Israeli forces killed two Palestinian journalists in Gaza on Monday in separate strikes, bringing the total number of Palestinian journalists killed to at least 208 since October 7, 2023, according to a count by Gaza officials.
Mohammad Mansour, a correspondent for Palestine Today, was killed along with his wife and child when Israel struck his home in Khan Yunis in southern Gaza. Al Jazeera reported that Israel deliberately targeted Mansour in the attack.
Shortly after, Israeli forces killed Hossam Shabat with a targeted airstrike while he was driving his car in Beit Lahiya, local sources reported. Shabat, who was 23 years old, had become well-known for his reports from northern Gaza amid Israel’s total siege on the region. He was a contributor to U.S. outlet Drop Site News and a reporter for Al Jazeera Mubasher.
Shabat’s friends posted a message written by the young journalist that he requested to be published on social media in the event of his death.
“If you’re reading this, it means I have been killed — most likely targeted — by the Israeli occupation forces,” he said. “When this all began, I was only 21 years old — a college student with dreams like anyone else. For the past 18 months, I have dedicated every moment of my life to my people. I documented the horrors in northern Gaza minute by minute, determined to show the world the truth they tried to bury.”
“By God, I fulfilled my duty as a journalist. I risked everything to report the truth, and now, I am finally at rest — something I haven’t known in the past 18 months,” he wrote. “I did all this because I believe in the Palestinian cause. I believe this land is ours, and it has been the highest honor of my life to die defending it and serving its people.”
Drop Site condemned the attack in a statement. “Drop Site News holds Israel and the U.S. responsible for killing Hossam,” the outlet said. “More than 200 of our Palestinian media colleagues have been killed by Israel — supplied with weapons and given blanket impunity by most Western governments — over the past seventeen months.”
Fellow journalists in Gaza mourned Shabat’s death. “I no longer have words,” said Gaza journalist Abubaker Abed, who was a colleague of Shabat at Drop Site. “This is just an incalculable loss. This is unbearable.”
Shabat, like Abed and many other young people in Gaza, became a war journalist when the genocide began despite having other aspirations. Last year, he thanked university students across the world for protesting for Gaza, noting that he was in his third year in college when the genocide began on October 7, 2023.
“I’ll never be able to finish my studies because Israeli occupation forces bombed my university and every other university in Gaza,” he wrote.
His life was upended as he went out to report on Israel’s genocide, separating from his family in order to show the world the barbarity of the killings.
In October 2024, Israeli authorities issued a list of journalists it was seemingly targeting for assassination, accusing them, without evidence, as being affiliated with “Hamas and Islamic Jihad terrorist” groups. Shabat, who was one of the only journalists left in north Gaza at the time, was on that list. He had already survived another targeted attack in November, when Israeli forces injured him in an apparent “double tap” strike on a house in northern Gaza.

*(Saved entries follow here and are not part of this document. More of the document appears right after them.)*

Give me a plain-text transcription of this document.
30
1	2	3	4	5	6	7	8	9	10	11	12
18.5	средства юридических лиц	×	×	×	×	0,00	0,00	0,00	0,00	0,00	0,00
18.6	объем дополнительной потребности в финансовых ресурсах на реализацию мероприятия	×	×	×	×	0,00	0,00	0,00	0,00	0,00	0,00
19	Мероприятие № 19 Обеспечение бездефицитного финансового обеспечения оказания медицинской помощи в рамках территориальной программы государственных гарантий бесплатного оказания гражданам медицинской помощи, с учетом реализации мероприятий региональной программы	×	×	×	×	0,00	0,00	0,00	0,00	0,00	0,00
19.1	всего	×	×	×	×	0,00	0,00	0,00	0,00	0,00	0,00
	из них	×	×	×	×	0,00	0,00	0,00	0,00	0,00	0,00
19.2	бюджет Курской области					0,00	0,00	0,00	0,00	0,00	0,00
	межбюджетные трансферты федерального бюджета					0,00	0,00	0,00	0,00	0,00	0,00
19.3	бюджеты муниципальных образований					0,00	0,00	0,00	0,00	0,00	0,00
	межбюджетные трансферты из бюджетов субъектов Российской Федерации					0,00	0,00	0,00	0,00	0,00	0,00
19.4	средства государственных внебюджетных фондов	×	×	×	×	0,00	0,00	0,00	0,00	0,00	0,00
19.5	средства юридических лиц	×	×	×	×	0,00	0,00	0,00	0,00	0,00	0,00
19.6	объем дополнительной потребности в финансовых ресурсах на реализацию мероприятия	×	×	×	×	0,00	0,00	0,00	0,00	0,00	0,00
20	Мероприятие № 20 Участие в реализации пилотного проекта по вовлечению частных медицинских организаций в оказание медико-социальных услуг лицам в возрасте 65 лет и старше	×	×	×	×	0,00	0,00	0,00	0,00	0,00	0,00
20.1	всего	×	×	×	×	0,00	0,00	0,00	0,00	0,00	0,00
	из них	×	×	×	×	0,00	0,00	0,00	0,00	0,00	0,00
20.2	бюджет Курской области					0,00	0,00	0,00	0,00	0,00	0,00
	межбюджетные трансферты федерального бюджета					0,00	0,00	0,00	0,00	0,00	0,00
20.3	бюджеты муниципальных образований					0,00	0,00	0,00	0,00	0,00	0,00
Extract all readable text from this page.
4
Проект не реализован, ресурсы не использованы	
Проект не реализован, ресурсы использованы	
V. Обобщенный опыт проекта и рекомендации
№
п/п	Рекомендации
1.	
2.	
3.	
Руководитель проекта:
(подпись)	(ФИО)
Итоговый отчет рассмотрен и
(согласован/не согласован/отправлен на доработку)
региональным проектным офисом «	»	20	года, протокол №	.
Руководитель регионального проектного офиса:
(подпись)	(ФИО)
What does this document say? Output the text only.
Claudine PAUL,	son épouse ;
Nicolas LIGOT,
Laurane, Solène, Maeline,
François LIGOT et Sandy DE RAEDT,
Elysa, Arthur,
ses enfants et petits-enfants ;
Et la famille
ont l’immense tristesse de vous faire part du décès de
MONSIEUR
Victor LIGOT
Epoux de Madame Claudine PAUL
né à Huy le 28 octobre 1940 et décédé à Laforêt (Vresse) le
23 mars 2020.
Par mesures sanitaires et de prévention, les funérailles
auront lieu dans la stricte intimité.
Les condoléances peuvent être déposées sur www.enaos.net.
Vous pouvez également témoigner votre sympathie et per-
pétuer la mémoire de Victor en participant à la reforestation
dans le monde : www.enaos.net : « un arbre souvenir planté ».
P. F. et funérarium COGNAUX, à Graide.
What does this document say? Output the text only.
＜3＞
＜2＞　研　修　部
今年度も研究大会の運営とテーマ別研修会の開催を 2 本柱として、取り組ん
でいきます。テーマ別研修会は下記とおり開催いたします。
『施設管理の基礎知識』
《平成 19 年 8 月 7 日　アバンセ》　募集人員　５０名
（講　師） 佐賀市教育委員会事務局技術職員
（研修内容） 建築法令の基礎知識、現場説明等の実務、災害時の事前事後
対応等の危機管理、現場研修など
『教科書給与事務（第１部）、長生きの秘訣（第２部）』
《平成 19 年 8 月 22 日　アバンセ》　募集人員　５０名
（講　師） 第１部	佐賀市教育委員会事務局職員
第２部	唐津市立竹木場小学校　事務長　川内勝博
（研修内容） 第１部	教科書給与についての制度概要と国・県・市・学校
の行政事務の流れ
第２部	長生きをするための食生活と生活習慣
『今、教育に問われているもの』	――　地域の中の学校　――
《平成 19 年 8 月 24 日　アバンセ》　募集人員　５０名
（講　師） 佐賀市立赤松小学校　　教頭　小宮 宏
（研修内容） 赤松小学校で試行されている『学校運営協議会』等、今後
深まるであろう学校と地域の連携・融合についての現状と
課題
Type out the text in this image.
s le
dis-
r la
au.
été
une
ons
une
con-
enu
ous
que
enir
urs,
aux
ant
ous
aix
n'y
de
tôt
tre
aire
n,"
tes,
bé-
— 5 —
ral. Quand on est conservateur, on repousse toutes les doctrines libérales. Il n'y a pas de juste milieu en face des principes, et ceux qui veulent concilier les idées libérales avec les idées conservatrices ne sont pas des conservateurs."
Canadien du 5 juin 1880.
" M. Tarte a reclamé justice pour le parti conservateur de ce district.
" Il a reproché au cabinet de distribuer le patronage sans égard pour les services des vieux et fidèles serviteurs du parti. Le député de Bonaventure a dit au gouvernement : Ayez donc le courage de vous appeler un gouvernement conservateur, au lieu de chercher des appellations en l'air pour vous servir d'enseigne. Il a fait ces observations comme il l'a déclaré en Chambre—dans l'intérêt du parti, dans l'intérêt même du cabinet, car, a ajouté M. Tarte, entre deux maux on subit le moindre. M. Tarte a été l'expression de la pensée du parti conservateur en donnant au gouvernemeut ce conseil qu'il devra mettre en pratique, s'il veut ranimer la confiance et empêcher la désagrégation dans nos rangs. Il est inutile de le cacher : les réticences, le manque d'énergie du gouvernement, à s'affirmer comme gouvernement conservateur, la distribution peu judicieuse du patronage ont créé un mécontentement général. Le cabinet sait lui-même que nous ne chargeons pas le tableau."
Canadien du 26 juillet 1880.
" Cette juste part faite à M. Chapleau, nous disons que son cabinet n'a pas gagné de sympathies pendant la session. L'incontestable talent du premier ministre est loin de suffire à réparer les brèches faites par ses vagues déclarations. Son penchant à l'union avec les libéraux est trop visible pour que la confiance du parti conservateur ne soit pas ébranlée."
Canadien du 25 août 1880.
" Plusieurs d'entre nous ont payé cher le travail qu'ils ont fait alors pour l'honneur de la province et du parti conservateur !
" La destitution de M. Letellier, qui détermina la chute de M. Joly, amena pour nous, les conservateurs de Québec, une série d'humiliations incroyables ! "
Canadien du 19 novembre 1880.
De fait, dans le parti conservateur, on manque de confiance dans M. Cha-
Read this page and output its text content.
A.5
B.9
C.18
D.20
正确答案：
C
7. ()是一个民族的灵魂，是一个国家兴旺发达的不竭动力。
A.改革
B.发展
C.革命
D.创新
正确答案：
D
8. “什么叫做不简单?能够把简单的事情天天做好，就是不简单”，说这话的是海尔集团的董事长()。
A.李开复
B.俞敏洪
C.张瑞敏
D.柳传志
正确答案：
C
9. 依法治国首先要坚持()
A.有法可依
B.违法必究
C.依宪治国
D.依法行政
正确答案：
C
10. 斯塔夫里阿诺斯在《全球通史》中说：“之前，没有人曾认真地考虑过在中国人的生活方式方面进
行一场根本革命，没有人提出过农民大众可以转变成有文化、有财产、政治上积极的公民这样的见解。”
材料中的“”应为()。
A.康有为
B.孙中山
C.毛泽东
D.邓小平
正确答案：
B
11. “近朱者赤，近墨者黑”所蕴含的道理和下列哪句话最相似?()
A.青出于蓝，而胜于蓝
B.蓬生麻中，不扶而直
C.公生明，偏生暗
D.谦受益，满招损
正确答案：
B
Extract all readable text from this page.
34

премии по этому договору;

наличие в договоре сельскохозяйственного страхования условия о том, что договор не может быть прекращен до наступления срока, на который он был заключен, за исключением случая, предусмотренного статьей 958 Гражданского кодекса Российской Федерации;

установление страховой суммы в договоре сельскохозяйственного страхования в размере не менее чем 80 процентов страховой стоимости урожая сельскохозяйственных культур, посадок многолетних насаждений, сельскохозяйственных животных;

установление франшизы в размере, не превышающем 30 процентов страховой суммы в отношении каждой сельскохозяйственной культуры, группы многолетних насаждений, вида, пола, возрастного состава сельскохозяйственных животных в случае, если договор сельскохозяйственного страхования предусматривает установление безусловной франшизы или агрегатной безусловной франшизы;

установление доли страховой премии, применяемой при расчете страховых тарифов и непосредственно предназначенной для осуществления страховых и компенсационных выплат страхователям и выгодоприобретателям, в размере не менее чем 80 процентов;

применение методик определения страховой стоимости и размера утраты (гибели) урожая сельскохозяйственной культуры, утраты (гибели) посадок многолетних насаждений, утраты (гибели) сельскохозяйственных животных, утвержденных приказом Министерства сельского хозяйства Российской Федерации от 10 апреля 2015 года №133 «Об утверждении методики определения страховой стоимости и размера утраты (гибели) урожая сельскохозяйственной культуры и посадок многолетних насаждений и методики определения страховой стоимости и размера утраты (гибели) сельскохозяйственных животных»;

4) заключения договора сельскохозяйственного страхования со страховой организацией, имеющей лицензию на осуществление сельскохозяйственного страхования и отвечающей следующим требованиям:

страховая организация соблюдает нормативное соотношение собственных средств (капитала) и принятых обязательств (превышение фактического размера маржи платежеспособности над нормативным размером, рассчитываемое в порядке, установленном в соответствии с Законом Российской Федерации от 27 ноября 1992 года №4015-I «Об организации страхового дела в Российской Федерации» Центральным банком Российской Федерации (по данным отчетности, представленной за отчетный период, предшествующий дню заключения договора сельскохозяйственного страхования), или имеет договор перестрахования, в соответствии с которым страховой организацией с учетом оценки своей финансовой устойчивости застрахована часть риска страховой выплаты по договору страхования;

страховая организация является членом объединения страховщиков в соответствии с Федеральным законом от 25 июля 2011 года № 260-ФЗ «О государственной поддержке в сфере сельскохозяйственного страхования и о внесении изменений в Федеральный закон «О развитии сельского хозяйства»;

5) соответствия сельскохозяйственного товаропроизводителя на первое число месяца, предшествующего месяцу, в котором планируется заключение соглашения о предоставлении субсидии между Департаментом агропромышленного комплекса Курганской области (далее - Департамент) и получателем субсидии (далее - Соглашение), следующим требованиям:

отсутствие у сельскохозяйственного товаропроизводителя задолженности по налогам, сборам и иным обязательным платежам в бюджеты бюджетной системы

Despite the November attack and concerns he was being hunted by Israeli forces for his work, Shabat pledged to continue reporting.
Just a month ago, amid the ceasefire, Shabat posted a video of him and his mother being reunited after 492 days, having been separated due to Israel’s evacuation orders.
Last week, shortly after Israeli authorities resumed their heavy bombing of Gaza despite the ceasefire agreement, Shabat posted a video of him once again putting on his flak jacket and helmet marked “press.”
“I thought it was over and I’d finally get some rest, but the genocide is back in full force, and I’m back on the front lines,” he said.
Shabat had continually pleaded for the world to intervene and end the genocide.
“On October 17th, 2023, Israel bombed Al-Ahli Hospital in Gaza,” Shabat wrote in his final Instagram reel. “Israel denied it. Western media believed it. And the bombing continued as ‘Israel investigated itself.’ UN and NGO investigations proved that Israel indeed did it. No government acted. No condemnations.”
“So Israel continued bombing, besieging and targeting EVERY SINGLE HOSPITAL in Gaza,” he continued. “Eighteen months of genocide and impunity meant that they didn’t have to deny bombing hospitals anymore. No one cares… They say the magic H word and war crimes are justified.”
Even posthumously, Shabat pled for Palestinian rights.
“I ask you now: do not stop speaking about Gaza,” the journalist wrote in his final message. “Do not let the world look away. Keep fighting, keep telling our stories — until Palestine is free.”